Technical Abstract: Proteasome (prosome, macropain) 26S subunit, non-ATPase, 3 (PSMD3) encodes subunit 3 of the 26S proteasome, which is involved in regulating insulin signal transduction. We aimed to investigate the associations of PSMD3 variants with glucose-related traits and the interactions of those variants with dietary fat and carbohydrate for glucose-related traits in the Genetics of Lipid Lowering Drugs and Diet Network (GOLDN) study and to replicate the findings in the Boston Puerto Rican Health Study (BPRHS). Ten single nucleotide polymorphisms (SNPs) were selected covering 90% the genetic variations in/near PSMD3. Minor allele (C) carriers of rs4065321 had higher homeostasis model assessment of insulin resistance (HOMA-IR) than non-carriers in males of both GOLDN (P = 0.022) and BPRHS (P = 0.036).
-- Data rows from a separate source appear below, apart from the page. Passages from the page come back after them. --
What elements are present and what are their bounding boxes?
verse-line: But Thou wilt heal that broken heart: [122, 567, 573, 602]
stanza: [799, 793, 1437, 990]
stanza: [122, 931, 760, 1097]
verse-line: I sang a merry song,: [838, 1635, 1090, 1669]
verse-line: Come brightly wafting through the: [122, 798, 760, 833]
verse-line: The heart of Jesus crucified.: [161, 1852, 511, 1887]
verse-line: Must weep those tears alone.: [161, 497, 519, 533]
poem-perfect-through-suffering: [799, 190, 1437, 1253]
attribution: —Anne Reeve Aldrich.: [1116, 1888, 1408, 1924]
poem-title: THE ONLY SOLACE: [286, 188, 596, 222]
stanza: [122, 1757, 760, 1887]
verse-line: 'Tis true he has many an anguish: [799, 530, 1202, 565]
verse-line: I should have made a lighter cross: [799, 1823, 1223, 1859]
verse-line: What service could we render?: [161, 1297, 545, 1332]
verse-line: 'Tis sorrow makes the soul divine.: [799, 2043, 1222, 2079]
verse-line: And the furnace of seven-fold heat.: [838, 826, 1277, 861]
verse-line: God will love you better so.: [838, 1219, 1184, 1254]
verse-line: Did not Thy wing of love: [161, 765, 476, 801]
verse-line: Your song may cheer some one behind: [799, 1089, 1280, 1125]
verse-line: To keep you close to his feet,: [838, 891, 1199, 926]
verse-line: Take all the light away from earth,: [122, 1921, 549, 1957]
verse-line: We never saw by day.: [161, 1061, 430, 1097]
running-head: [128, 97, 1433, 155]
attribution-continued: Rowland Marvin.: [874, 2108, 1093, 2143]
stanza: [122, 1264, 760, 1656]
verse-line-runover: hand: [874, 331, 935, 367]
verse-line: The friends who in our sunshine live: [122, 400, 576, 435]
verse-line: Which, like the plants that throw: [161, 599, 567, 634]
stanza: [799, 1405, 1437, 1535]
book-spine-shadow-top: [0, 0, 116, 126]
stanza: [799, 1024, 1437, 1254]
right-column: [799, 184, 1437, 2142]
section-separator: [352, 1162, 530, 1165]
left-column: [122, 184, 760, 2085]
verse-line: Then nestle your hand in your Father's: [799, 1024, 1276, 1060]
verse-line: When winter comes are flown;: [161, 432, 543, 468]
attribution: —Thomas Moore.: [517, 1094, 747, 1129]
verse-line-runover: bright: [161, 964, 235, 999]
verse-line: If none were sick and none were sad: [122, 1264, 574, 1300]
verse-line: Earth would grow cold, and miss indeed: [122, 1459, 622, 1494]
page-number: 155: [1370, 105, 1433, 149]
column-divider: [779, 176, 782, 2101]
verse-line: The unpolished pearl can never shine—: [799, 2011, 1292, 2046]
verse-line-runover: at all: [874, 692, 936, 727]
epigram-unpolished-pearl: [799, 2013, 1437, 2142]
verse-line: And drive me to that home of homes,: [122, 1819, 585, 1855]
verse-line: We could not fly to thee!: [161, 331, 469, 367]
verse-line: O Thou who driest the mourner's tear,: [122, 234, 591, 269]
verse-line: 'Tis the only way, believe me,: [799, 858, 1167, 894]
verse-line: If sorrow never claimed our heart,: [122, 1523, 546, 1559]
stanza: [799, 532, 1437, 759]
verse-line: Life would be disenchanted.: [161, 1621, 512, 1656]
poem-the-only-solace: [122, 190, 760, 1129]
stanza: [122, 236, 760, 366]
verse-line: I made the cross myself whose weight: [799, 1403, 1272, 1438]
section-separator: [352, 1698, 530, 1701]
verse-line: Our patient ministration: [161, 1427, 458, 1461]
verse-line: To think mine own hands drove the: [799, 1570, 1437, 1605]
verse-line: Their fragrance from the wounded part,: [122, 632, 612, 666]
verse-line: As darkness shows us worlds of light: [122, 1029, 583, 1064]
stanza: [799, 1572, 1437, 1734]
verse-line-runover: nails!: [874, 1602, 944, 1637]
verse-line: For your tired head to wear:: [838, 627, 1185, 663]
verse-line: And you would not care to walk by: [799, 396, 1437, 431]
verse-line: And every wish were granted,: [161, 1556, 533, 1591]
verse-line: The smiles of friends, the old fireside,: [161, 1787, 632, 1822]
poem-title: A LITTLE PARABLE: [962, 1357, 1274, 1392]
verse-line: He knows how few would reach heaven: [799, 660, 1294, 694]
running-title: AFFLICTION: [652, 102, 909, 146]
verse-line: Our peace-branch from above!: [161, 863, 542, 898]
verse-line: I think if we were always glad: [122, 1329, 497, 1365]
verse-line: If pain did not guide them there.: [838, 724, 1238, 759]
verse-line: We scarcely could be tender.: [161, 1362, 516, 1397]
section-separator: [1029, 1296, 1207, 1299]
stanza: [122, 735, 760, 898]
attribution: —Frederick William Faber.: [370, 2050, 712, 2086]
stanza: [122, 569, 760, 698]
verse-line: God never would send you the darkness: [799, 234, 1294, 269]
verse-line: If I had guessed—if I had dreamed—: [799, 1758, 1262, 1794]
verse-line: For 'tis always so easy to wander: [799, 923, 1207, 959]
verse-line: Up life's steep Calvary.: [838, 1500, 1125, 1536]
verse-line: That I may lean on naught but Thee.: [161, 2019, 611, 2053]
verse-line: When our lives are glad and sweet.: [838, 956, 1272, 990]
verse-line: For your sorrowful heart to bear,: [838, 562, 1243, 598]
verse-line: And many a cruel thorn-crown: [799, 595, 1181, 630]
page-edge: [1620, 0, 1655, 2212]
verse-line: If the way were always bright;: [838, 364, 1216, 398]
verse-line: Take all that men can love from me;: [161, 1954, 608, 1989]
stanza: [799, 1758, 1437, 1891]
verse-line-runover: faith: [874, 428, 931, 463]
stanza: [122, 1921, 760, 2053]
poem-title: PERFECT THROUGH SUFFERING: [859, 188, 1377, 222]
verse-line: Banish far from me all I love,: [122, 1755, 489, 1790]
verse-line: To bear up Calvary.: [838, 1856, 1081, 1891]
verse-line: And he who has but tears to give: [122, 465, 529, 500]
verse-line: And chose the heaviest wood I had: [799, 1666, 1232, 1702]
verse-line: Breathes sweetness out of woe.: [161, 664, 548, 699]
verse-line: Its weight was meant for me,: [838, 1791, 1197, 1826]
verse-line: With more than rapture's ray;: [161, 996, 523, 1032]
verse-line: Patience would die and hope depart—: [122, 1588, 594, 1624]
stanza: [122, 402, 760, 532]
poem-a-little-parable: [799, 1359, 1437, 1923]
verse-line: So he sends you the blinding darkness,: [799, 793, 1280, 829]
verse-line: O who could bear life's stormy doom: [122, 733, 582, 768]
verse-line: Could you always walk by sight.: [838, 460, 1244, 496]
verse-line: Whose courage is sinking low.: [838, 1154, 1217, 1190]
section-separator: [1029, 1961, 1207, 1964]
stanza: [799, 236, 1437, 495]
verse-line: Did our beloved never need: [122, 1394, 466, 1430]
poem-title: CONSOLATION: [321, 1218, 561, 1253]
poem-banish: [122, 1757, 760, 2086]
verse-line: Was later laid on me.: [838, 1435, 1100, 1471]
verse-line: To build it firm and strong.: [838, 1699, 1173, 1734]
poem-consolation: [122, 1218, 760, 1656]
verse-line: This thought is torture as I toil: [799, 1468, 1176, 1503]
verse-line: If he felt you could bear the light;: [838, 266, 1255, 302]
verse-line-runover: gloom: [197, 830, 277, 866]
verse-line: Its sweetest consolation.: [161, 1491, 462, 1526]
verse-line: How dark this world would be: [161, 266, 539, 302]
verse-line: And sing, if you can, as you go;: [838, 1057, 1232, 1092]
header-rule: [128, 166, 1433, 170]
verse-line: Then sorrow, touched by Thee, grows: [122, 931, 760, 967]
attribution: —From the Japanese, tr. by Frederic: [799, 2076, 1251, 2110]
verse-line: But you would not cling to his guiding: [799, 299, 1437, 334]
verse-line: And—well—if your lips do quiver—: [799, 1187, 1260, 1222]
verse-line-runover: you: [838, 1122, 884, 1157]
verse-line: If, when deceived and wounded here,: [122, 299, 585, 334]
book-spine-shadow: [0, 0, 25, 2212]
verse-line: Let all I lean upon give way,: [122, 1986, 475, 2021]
Minor allele (T) carriers of rs709592 had significantly higher HOMA-IR (P = 0.032) than C homozygotes in GOLDN, while the T allele carriers of rs709592 tended to have higher HOMA-IR (P = 0.078) than C homozygotes in BPRHS. In GOLDN, there were significant interactions between rs709592 and dietary carbohydrate on HOMA-IR (P = 0.049). Subjects carrying the T allele of rs709592 had higher HOMA-IR compared with non-carriers only with low carbohydrate intake (= 49.1% energy, P = 0.004). SNPs rs4065321 and rs709592 both significantly interacted with dietary monounsaturated fatty acids and carbohydrate for glucose levels in GOLDN. Our study suggests that PSMD3 variants associated with insulin resistance in populations of different ancestries, and that these relationships may also be modified by dietary factors.